Three artists, Mark Dion, Judy Pfaff and Fred Wilson, were called to the Barnes.  The charge:  Interpret Dr. Barnes’s idiosyncratic way of hanging art, the “ensembles” he invented to weave together his collection by conscious placement of works that have unintentional allegiances; and respond to it.

man speaking, painting on wall
Fred Wilson, speaking about his “readymade” ensembles at the Barnes press preview.
woman speaking in a gallery
Judy Pfaff, speaking about her installation at the Barnes, in The Order of Things
Mark Dion, speaking about his installation for The Order of Things
Mark Dion, speaking about his installation for The Order of Things. His suit is white, but the blue lights of Judy Pfaff’s nearby installation color it blue.

The result: The Order of Things, up until August 3.  Three wonderful and inventive installations commissioned by the Barnes are not only fun and great to look at, but a walk through this show will color your view of Barnes’s sometimes wacky ensembles.  All three artists seem to be posing questions of “What if?”  What if Barnes had been obsessed with natural history instead of art (Dion); What if Mrs. Barnes got a room of her own (Pfaff); What if we uncover what is hidden in the Barnes (Wilson).  These are all fantastic questions to ponder and they should lead to discussions broader than the question posed.

Note, in case you were wondering, as I was, where the Barnes would put these massive new commissioned works, here’s the answer: The Barnes commissions but they do not own the works.  The pieces are owned by the artists and will leave the Barnes after the end of the show.

Fred Wilson’s “What if?”

 

Fred Wilson, perhaps the best-known museum responder of the three, embedded himself in the institution, and his creation is a series of galleries with ensembles through which you can walk.  The little gallery walk mimics the actual Barnes gallery/ensemble walk a few hundred feet away with one big difference: Wilson’s galleries are based on the infrastructure of the Barnes – they show art, but that’s not their primary focus.

Walking through Wilson’s piece, which takes some time and allows you to ponder, offers epiphany-ready ensembles that focus the mind on the worker bees of the Barnes, those who dust, answer the phone, stack up the benches in storage and deal with the moveable coat racks.  Wilson said his mini-Barnes walkway idea came from finding “readymade ensembles” in the infrastructure of the Barnes’ three buildings, including the Parkway Barnes, the Lower Merion Barnes and Kerfeal in Chester County.

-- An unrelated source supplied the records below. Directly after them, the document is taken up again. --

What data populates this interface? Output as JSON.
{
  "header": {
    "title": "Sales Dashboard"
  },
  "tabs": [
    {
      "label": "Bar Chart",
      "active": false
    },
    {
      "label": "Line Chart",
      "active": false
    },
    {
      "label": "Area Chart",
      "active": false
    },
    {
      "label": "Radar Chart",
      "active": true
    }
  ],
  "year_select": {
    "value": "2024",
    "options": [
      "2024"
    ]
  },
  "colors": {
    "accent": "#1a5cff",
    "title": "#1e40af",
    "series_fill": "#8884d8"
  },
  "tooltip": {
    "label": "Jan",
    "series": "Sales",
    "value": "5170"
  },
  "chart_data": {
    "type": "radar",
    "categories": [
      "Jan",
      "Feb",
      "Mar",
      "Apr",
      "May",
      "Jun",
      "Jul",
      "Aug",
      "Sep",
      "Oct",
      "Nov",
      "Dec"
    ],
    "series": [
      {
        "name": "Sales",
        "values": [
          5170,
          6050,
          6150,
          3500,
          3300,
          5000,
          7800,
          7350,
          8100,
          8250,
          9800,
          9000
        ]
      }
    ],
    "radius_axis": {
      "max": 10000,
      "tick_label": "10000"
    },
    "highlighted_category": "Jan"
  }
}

Wilson also invented ensembles of his own. And he went to a class and talked with the students and with the guards.  He met the late Joan Taylor (receptionist, whose desk is the anchor of his work).  Taylor’s family gave permission for her desk to appear in Wilson’s installation and it is the first thing you see.

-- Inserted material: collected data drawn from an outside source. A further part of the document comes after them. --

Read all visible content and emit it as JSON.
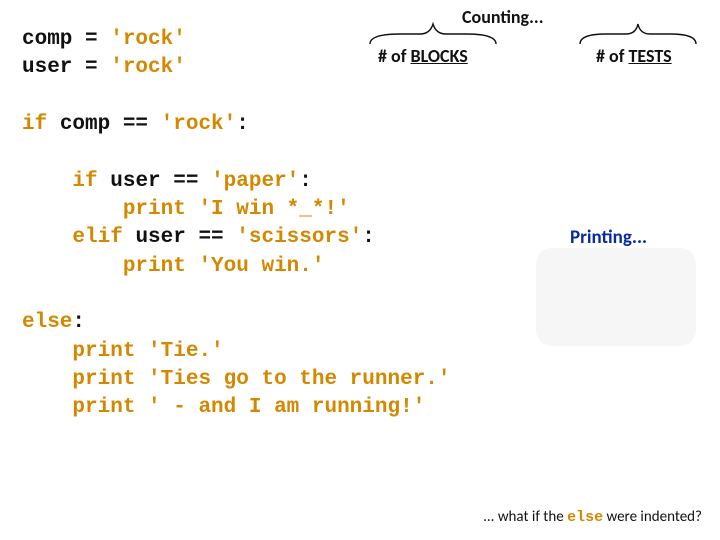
{
  "header": {
    "counting": "Counting...",
    "blocks_prefix": "# of ",
    "blocks_word": "BLOCKS",
    "tests_prefix": "# of ",
    "tests_word": "TESTS"
  },
  "labels": {
    "printing": "Printing..."
  },
  "code": {
    "l1a": "comp = ",
    "l1b": "'rock'",
    "l2a": "user = ",
    "l2b": "'rock'",
    "l3a": "if",
    "l3b": " comp == ",
    "l3c": "'rock'",
    "l3d": ":",
    "l4a": "if",
    "l4b": " user == ",
    "l4c": "'paper'",
    "l4d": ":",
    "l5a": "print",
    "l5b": " ",
    "l5c": "'I win *_*!'",
    "l6a": "elif",
    "l6b": " user == ",
    "l6c": "'scissors'",
    "l6d": ":",
    "l7a": "print",
    "l7b": " ",
    "l7c": "'You win.'",
    "l8a": "else",
    "l8b": ":",
    "l9a": "print",
    "l9b": " ",
    "l9c": "'Tie.'",
    "l10a": "print",
    "l10b": " ",
    "l10c": "'Ties go to the runner.'",
    "l11a": "print",
    "l11b": " ",
    "l11c": "' - and I am running!'"
  },
  "footer": {
    "prefix": "... what if the ",
    "kw": "else",
    "suffix": " were indented?"
  }
}
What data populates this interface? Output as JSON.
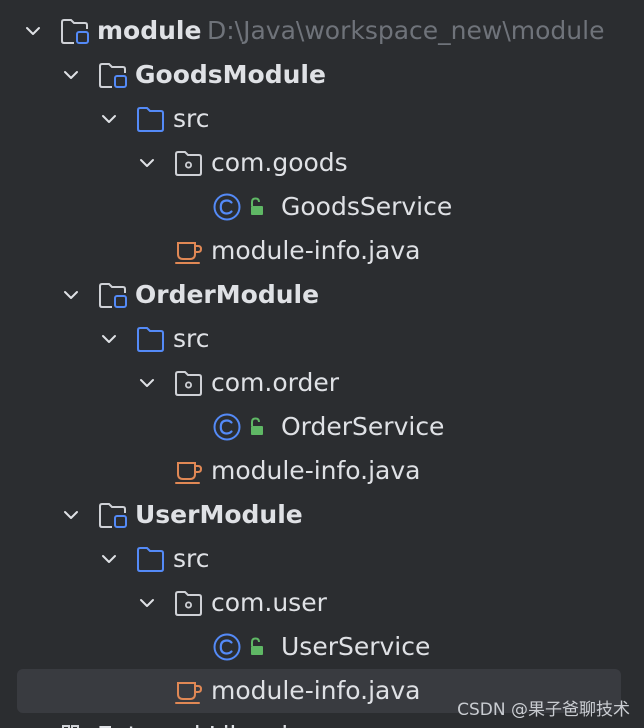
{
  "root": {
    "label": "module",
    "path": "D:\\Java\\workspace_new\\module"
  },
  "modules": [
    {
      "label": "GoodsModule",
      "src_label": "src",
      "package_label": "com.goods",
      "class_label": "GoodsService",
      "module_info_label": "module-info.java"
    },
    {
      "label": "OrderModule",
      "src_label": "src",
      "package_label": "com.order",
      "class_label": "OrderService",
      "module_info_label": "module-info.java"
    },
    {
      "label": "UserModule",
      "src_label": "src",
      "package_label": "com.user",
      "class_label": "UserService",
      "module_info_label": "module-info.java"
    }
  ],
  "next_item_label": "External Libraries",
  "watermark": "CSDN @果子爸聊技术",
  "colors": {
    "background": "#2b2d30",
    "selection": "#393b40",
    "text": "#dfe1e5",
    "path_text": "#6f737a",
    "folder_blue": "#548af7",
    "class_blue": "#548af7",
    "lock_green": "#5fb865",
    "java_orange": "#e08855"
  },
  "icons": {
    "chevron": "chevron-down-icon",
    "module": "module-folder-icon",
    "source": "source-folder-icon",
    "package": "package-icon",
    "class": "class-icon",
    "access": "lock-icon",
    "module_info": "java-cup-icon"
  }
}
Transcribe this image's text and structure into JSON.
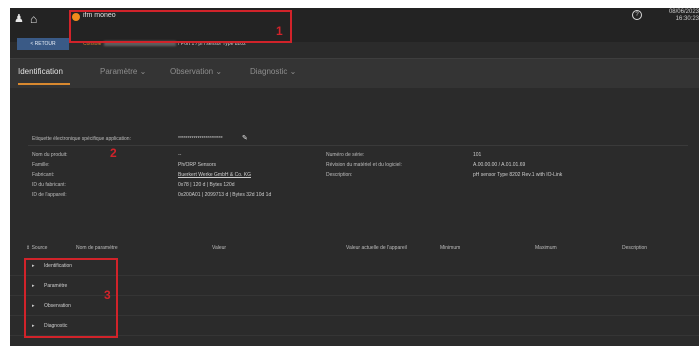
{
  "header": {
    "app_title": "ifm moneo",
    "back_label": "< RETOUR",
    "crumb_root": "Console",
    "crumb_rest": "/ Port 1 / pH sensor Type 8202",
    "clock_date": "08/06/2023",
    "clock_time": "16:30:23"
  },
  "tabs": [
    {
      "label": "Identification"
    },
    {
      "label": "Paramètre ⌄"
    },
    {
      "label": "Observation ⌄"
    },
    {
      "label": "Diagnostic ⌄"
    }
  ],
  "identification": {
    "tag_label": "Etiquette électronique spécifique application:",
    "tag_value": "***********************",
    "left": [
      {
        "label": "Nom du produit:",
        "value": "--"
      },
      {
        "label": "Famille:",
        "value": "Ph/ORP Sensors"
      },
      {
        "label": "Fabricant:",
        "value": "Buerkert Werke GmbH & Co. KG"
      },
      {
        "label": "ID du fabricant:",
        "value": "0x78 | 120 d | Bytes 120d"
      },
      {
        "label": "ID de l'appareil:",
        "value": "0x200A01 | 2099713 d | Bytes 32d 10d 1d"
      }
    ],
    "right": [
      {
        "label": "Numéro de série:",
        "value": "101"
      },
      {
        "label": "Révision du matériel et du logiciel:",
        "value": "A.00.00.00 / A.01.01.69"
      },
      {
        "label": "Description:",
        "value": "pH sensor Type 8202 Rev.1 with IO-Link"
      }
    ]
  },
  "table": {
    "columns": [
      "Source",
      "Nom de paramètre",
      "Valeur",
      "Valeur actuelle de l'appareil",
      "Minimum",
      "Maximum",
      "Description"
    ],
    "rows": [
      {
        "label": "Identification"
      },
      {
        "label": "Paramètre"
      },
      {
        "label": "Observation"
      },
      {
        "label": "Diagnostic"
      }
    ]
  },
  "annotations": [
    "1",
    "2",
    "3"
  ],
  "colors": {
    "accent": "#d9892f",
    "annotation": "#d1232a",
    "back_button": "#3a5a86"
  }
}
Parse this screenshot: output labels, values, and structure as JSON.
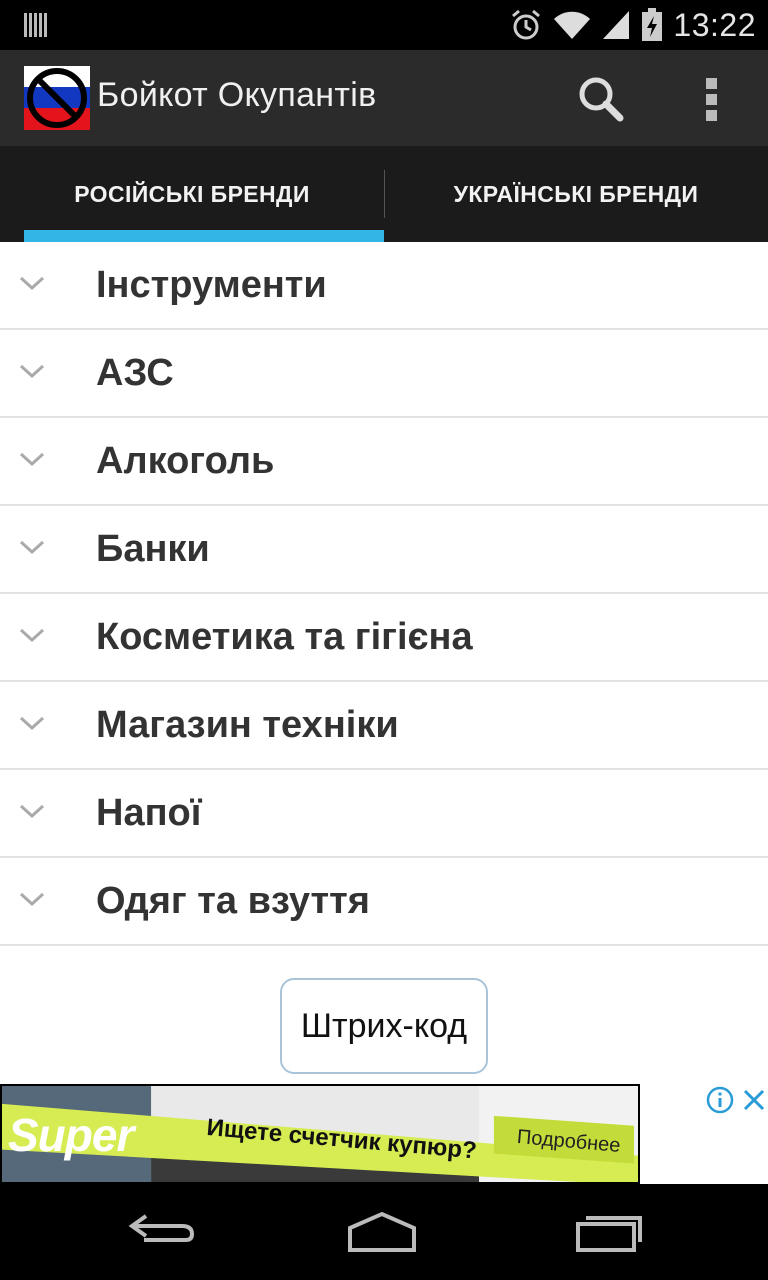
{
  "status_bar": {
    "time": "13:22",
    "icons": [
      "barcode-notification-icon",
      "alarm-icon",
      "wifi-icon",
      "signal-icon",
      "battery-charging-icon"
    ]
  },
  "action_bar": {
    "title": "Бойкот Окупантів",
    "logo": "ru-flag-prohibited-logo",
    "actions": [
      "search-icon",
      "overflow-menu-icon"
    ]
  },
  "tabs": [
    {
      "label": "РОСІЙСЬКІ БРЕНДИ",
      "selected": true
    },
    {
      "label": "УКРАЇНСЬКІ БРЕНДИ",
      "selected": false
    }
  ],
  "categories": [
    {
      "label": "Інструменти"
    },
    {
      "label": "АЗС"
    },
    {
      "label": "Алкоголь"
    },
    {
      "label": "Банки"
    },
    {
      "label": "Косметика та гігієна"
    },
    {
      "label": "Магазин техніки"
    },
    {
      "label": "Напої"
    },
    {
      "label": "Одяг та взуття"
    }
  ],
  "barcode_button": {
    "label": "Штрих-код"
  },
  "ad": {
    "brand": "Super",
    "headline": "Ищете счетчик купюр?",
    "cta": "Подробнее",
    "accent_color": "#d6ec52"
  },
  "nav_bar": [
    "back-icon",
    "home-icon",
    "recents-icon"
  ],
  "colors": {
    "accent": "#33b5e5",
    "action_bar": "#2b2b2b",
    "tab_bar": "#1b1b1b"
  }
}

Wilson’s ensembles are all about what is hidden.  In his ensembles, he places stuff (a coat rack, pots and pans) in front of the paintings. (The “paintings” in his installation are reproductions.)  “Barnes did put metal work in front of tapestries,” he said. “I’m just pushing it.”

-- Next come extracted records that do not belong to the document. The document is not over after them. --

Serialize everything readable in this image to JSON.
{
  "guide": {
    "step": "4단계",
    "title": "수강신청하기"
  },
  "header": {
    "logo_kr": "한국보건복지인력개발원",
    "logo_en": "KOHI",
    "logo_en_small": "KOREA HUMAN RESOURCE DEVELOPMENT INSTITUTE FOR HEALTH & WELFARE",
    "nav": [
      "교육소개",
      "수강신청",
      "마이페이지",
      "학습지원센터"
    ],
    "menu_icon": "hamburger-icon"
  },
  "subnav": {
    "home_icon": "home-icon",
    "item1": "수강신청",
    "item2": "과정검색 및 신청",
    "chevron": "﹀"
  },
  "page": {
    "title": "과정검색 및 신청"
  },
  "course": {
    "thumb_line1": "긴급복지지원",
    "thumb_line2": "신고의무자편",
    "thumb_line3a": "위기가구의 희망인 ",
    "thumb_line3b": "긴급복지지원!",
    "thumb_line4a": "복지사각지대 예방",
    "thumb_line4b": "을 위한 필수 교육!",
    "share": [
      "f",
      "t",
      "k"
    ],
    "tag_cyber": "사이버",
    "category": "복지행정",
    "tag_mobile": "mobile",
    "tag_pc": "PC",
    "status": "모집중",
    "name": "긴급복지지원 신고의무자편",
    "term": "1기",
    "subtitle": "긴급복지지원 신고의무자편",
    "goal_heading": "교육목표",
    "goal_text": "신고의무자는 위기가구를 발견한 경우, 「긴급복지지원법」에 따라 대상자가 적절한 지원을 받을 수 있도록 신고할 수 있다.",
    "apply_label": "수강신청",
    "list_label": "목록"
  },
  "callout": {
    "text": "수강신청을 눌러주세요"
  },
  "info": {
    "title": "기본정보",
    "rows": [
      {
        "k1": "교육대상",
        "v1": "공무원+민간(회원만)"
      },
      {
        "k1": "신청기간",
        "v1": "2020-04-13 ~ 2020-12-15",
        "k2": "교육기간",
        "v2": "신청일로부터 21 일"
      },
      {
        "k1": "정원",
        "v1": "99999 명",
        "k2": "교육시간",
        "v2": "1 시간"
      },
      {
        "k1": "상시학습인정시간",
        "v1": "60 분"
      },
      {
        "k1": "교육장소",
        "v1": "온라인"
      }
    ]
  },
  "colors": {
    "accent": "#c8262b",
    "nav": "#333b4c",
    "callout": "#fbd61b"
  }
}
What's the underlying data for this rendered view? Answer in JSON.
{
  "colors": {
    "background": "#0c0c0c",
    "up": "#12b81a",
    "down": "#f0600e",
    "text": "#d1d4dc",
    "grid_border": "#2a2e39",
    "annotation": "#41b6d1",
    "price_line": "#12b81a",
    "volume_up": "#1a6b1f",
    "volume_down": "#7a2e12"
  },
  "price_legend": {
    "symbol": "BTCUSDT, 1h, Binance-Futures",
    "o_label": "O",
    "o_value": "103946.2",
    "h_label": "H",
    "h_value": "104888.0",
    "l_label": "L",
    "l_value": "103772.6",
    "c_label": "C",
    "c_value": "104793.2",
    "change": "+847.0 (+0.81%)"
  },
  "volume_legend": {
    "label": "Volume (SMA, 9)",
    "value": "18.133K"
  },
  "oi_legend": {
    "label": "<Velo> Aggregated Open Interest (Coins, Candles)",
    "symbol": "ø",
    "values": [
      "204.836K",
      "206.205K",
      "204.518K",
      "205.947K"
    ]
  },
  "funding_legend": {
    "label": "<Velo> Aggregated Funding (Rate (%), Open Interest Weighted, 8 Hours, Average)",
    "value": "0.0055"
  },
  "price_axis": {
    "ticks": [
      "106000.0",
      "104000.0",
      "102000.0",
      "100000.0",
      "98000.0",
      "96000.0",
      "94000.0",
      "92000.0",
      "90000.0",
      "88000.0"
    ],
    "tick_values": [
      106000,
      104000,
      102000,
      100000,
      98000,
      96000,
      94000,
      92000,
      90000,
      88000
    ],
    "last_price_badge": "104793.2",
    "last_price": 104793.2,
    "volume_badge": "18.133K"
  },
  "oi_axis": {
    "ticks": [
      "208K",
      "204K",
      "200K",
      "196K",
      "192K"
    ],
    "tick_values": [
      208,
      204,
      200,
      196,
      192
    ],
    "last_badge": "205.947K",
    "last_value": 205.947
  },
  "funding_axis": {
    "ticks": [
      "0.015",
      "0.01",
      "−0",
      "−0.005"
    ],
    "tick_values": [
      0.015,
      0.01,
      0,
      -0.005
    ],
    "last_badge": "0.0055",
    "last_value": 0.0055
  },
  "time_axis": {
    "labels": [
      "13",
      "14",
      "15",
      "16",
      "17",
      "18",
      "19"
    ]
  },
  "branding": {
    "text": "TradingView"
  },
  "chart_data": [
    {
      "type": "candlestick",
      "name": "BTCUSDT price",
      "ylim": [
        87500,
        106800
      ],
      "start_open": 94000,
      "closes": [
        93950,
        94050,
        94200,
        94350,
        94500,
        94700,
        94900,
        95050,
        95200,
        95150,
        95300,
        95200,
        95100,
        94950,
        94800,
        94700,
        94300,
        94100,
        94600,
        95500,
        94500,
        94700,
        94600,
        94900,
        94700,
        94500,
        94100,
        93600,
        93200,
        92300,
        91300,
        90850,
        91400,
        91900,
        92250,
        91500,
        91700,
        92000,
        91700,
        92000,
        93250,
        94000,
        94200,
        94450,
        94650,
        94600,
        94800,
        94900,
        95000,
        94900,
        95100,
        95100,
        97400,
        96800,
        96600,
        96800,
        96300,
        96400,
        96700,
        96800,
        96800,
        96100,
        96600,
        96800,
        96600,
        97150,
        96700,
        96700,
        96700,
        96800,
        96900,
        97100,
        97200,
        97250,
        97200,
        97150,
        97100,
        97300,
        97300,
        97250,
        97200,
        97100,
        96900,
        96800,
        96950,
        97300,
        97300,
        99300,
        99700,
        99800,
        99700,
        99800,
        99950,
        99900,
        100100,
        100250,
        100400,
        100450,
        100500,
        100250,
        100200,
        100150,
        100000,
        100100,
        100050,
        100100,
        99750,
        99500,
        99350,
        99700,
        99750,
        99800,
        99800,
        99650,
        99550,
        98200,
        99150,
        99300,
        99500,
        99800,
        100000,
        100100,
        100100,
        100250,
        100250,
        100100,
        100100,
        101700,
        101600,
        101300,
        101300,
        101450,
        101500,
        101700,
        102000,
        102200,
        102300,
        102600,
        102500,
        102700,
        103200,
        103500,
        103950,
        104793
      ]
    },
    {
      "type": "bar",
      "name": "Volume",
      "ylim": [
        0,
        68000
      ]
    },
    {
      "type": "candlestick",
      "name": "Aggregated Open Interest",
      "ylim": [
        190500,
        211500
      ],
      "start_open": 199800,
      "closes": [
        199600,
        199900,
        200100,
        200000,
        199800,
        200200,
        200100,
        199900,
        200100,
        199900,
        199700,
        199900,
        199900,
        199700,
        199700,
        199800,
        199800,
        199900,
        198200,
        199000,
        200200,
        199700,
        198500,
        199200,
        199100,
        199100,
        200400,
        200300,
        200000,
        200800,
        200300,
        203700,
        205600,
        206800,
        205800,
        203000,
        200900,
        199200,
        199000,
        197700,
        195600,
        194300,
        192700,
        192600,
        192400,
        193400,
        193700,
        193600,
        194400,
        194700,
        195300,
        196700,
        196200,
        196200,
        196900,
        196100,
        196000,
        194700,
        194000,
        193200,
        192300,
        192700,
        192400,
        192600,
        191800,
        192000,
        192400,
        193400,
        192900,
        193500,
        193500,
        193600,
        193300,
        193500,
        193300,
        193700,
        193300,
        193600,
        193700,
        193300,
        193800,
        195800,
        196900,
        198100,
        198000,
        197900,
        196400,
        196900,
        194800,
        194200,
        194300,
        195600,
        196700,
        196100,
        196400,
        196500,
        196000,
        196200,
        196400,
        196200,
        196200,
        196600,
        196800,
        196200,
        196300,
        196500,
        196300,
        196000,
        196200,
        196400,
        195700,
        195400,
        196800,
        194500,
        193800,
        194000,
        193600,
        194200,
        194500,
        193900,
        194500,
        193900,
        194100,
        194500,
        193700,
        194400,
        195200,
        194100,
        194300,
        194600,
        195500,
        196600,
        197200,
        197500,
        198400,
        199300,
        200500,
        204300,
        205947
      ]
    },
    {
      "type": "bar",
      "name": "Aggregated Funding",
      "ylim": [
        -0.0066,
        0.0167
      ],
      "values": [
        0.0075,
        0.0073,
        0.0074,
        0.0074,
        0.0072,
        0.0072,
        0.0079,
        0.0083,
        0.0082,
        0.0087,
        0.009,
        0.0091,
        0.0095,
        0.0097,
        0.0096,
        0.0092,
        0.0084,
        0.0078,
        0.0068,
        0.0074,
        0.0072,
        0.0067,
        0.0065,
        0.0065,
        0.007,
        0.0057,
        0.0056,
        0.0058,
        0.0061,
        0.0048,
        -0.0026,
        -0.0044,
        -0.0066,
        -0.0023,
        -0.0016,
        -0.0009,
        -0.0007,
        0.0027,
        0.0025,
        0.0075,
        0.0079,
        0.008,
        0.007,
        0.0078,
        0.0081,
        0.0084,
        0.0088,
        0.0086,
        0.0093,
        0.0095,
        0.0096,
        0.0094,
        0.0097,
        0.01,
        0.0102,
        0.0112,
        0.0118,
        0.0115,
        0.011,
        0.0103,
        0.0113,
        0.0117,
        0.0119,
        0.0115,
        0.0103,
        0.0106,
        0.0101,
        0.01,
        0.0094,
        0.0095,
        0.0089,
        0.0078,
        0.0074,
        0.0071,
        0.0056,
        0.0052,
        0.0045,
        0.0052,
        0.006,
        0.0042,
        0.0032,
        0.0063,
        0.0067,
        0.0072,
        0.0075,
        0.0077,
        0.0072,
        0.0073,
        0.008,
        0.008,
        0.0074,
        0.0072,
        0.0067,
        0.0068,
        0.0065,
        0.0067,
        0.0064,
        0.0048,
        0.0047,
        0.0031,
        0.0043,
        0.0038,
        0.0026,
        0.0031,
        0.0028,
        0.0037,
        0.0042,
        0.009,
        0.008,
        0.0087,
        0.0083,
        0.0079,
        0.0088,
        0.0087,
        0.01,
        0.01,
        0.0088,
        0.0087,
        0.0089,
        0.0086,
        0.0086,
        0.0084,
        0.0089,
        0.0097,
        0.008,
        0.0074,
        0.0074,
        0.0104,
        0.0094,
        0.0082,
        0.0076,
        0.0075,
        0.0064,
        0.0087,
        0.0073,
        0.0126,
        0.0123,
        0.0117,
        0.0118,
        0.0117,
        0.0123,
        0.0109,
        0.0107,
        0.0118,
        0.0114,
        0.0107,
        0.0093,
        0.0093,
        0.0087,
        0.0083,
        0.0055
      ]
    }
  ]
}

“Everything I chose I love — Renoir, ceramics, Pennsylvania Dutch. It’s about desire,” he said.

“The hearth from Kerfeal is exactly as it was there.  The (stacked) benches look like African sculpture. Brancusi’s Endless Column was the image I had.  The pedestals look like drums.”

Barnes infused his collection with African art; Barnes was supportive of African American rights, Wilson said. But instead of representing that in physical form, Wilson introduces music — a recording of African tribal music from countries Barnes collected objects from.  The recording plays quietly in the background as you walk through.

I just love Wilson’s ensembles and gallery walk.  The piece is so dignified and at the same time whimsical, and all the way through it raises thoughts of people, all the people who work at the Barnes.

Mark Dion’s “What if?”

art museum installations
Mark Dion’s installation (far wall) and Judy Pfaff’s installation, foreground

Mark Dion started working on his installation a year ago, he said.  He tried not to limit himself except for space.  He chose the alcove space for his wall array of natural science collecting gear, and it is a good choice. “I know these other artists well,” he said.  He chose the alcove because “It’s protected,” he said with a laugh.

Dion, who has an easy laugh, said “I work with institutions that want you do do something…and then they don’t.”  That said, he indicated the Barnes was good to work with.  What’s his piece about?  “Collecting, shooting, netting…the dark side of collecting.”  Collecting, he said, noting that many of these nets, guns and drawers are from his collection, decontextualizes, arrests and possibly even deadens objects.

That outstanding green color on the wall?  “I could have used Pompeii red,” he said, but chose instead “Apple Martini Green” to suggest, instead of a dead archive, a living thing, to imbue it with a kind of “glass half full” ambiance.

Judy Pfaff’s “What if?”

colorful art installation
Judy Pfaff, detail of her installation in The Order of Things.

What do we make of Judy Pfaff’s sensuous spectacle of flowing almost man-eating nature?  How does this relate to Barnes’s ensembles? Explaining that she had taken students to the Barnes in Merion, where there is the Arboretum and then again to the new Barnes, she thought, what’s missing here?  Mrs. Barnes!

Of course, Mrs. Barnes was in charge of the Arboretum, a collection, with labels of flowers, trees, shrubs used to teach about flowers, trees and shrubs.

Pfaff has poured the essence of Mrs. Barnes into her resin, metal, and mixed media installation.  She has created a garden walk, with cascades of “water” and poke-y sticks and blue, blue light to wash over it all, like the light of dusk or twilight.  It’s pretty magical.  She took the ceiling down to put the work in (“I like it raw,” she said.)  Plus the architects said it was ok. Some of this work was made in the studio, but she also constructed on site.  “I wanted to  use the space as a studio — weld, drink coffee.” Needless to say that made the curators nervous.  How much welding and drinking coffee went on? I don’t think very much.

period room
Dutch Room installation, a Barnes ensemble that no longer exists recreated for The Order of Things show.

The final component to this excellent immersive show is a plexiglass-walled capsule that contains a kind of period room called The Dutch Room. The Dutch Room, once in an alcove at the Barnes in Lower Merion, is an ensemble created by Dr. Barnes that was removed in the 1990s to make way for an elevator. It’s been in storage since then and now is painstakingly re-created.  The piece is as wildly insistent about its own collecting as the three artists’ works that surround it.

Barnes Consulting Curator Martha Lucy, who organized the show, said that she hoped people would see the show and then “see the collection differently.”  How can they not?  Don’t miss this.  And hope, along with me, that the Barnes does more exhibits like this, which riff on the idea of collecting, a human compulsion we all have to one extent or another and that is excellent fodder for art.